The prostitutes who hung about the port were happy enough to take a look at Charlie’s photo once they realized she wasn’t going to bust them. Their memories were hazy, but one long-serving girl eventually pointed Charlie in the direction of the Liberty Hotel, a filthy and dilapidated place that rented rooms by the hour rather than by the day. Charlie had visited it before and her heart sank at having to return. It was a place full of loneliness and despair.
She pressed the buzzer. Once, twice, three times before eventually the door opened a crack. She shoved her warrant card in the face of the Polish thug who “greeted” her. Snarling, he let her inside, turning his back on her as he stalked up the stairs. Charlie knew he’d be little help—his job was to see all but say nothing—so she focused her attention on the working girls who appeared with impressive regularity from behind the many closed doors. The building was a tall terraced house, set over four floors. It was astonishing to consider exactly how much copulation took place here every night. Used condoms littered the floor.
Charlie was talking to a girl named Denise, who was seventeen at best. She and her boyfriend had a drug habit and clearly it was up to Denise to earn the money for both of them to indulge. Why do these girls value themselves so cheaply? This was the bottom end of the market—the more expensive girls plied their trade in the north of the city. Down by the docks you were expected to do anything for a few pounds, however painful or unpleasant.
A lot of coppers treated prostitutes like dirt, but Charlie always found herself wanting to help them. She was already maneuvering to get Denise away from her parasitic bloke, guiding her in the direction of a refuge she knew, when suddenly all hell broke loose.
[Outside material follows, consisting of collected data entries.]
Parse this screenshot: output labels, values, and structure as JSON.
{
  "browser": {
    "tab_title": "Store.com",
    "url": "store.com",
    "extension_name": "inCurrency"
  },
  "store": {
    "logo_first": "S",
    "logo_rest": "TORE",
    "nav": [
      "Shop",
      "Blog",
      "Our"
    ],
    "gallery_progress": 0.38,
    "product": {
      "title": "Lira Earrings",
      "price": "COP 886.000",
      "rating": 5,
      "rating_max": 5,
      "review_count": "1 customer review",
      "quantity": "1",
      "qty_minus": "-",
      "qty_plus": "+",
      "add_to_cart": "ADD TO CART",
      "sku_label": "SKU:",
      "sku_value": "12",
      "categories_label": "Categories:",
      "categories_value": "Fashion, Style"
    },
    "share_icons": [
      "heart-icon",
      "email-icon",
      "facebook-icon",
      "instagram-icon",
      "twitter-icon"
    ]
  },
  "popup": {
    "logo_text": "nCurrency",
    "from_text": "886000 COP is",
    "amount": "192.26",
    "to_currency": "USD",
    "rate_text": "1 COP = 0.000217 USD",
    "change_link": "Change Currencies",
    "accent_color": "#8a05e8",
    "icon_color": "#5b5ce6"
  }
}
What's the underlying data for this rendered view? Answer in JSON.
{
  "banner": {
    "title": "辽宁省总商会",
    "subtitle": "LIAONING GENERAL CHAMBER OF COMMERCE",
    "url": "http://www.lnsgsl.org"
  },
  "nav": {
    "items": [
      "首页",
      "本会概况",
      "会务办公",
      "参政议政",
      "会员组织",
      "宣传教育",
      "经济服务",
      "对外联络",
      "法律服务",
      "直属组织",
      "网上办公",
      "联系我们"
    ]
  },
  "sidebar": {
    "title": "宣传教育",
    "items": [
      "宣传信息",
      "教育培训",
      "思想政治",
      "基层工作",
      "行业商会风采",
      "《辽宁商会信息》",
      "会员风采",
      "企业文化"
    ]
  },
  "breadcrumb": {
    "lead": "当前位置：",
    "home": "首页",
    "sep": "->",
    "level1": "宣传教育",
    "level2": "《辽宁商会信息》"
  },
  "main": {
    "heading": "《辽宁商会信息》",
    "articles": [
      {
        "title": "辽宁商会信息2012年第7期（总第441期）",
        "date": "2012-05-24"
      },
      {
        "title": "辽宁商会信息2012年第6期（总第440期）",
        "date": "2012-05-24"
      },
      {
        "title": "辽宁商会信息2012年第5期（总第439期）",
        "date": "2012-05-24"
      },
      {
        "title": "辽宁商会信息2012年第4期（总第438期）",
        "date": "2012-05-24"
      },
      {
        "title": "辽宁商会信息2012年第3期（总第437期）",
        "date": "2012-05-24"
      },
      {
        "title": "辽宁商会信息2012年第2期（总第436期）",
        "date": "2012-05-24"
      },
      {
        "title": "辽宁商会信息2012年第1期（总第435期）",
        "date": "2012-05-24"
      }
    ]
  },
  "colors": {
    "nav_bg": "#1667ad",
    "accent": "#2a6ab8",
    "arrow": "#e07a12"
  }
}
A scream. Long, loud and desperate. Then the thundering of feet charging downstairs, doors being slammed, pandemonium. Charlie was on her feet and racing up the stairs. As she turned the corner, she collided head-on with a terrified prostitute. It knocked the wind out of her temporarily, but still the screaming went on, so Charlie dragged herself onward, past more worried faces, forcing the breath back into her lungs as she mounted the stairs. As she reached the top landing, she was surprised to find that she had blood on her shirt.
The screaming was coming from the last door on the right. Removing her baton from its holster, she extended it, ready to fight. But as soon as she entered the room, she knew that she wouldn’t be needing it. The battle had already been fought and lost. In the corner of the room, a teenage prostitute was screaming incessantly, frozen by shock. Nearby on the blood-saturated bed was a man. His chest had been ripped open, revealing his pulsating heart to the open air.
Suddenly it all made sense. The reason Charlie had blood on her shirt was that she had collided with the killer as she fled the scene of her latest attack. Stunned, Charlie turned to run after her, then paused. The man was still alive.
Charlie had a split second to decide. She hurried over to the man, pulling her coat off and clamping it to his chest in an effort to stem the blood loss. Cradling his head, she urged him to keep his eyes open, to talk to her. Charlie knew that the killer had such a good lead that she had probably got away and her best chance of IDing her was to prize some information out of her victim before he died.
“Call an ambulance,” she barked at the screaming girl, before returning her attention to the man. He coughed up a hunk of blood. The mist of it settled on Charlie’s face.
“Can you tell me your name, love?”
The man gurgled but managed nothing.
“The ambulance is on its way now. You’re going to be okay.”